A passionate teacher, Mr. Judd has maintained a private violin studio in the Richmond area since 2002 and has been active coaching chamber music and numerous youth orchestra sectionals.

In his free time, Timothy Judd enjoys working out with Richmond’s popular SEAL Team Physical Training program.

1 thought on “Remembering Leon Fleisher: Three Legendary Recordings”
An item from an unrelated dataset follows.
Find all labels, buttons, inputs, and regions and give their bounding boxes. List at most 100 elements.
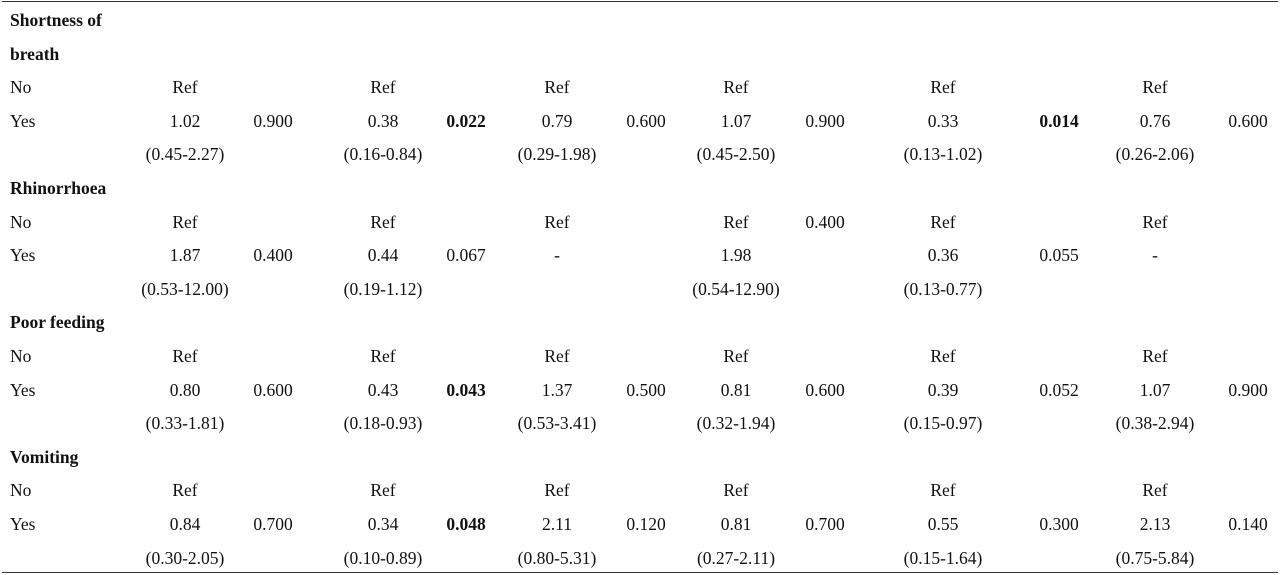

  1. Years ago, I was hired to ‘refine the brand’ of The Royal Conservatory of Music (RCM); in advance of its relocating to a splendid facility on Bloor Street in Toronto. The work progressed with interviews, sketches–refinement of sketches–but at its root, the foundation phrase that would capture what the RCM’s vision, had escaped me. I was invited to attend a Master Class led by Leon Fleischer, and there, everything changed. He was an extraordinary storyteller, bringing the music to life to ensure the pianist absorbed much more than the technical skill to perform at a professional level. Several times during that day, I was moved to tears. His compassion and humanity was ever-present in the room… From the start, I began making notes–in part to cover the feeling that I didn’t belong in such an intimate space. But, listening to Fleischer, I wrote faster, I took on-board more metaphor than music–only to realize that music is his metaphor for life. When it was over, I floated out of the room–had anyone asked me at that moment, how it was, I would have burst into tears. By the next morning, the line appeared. Through the spirit of this one man, I wrote: The finest instrument is the mind.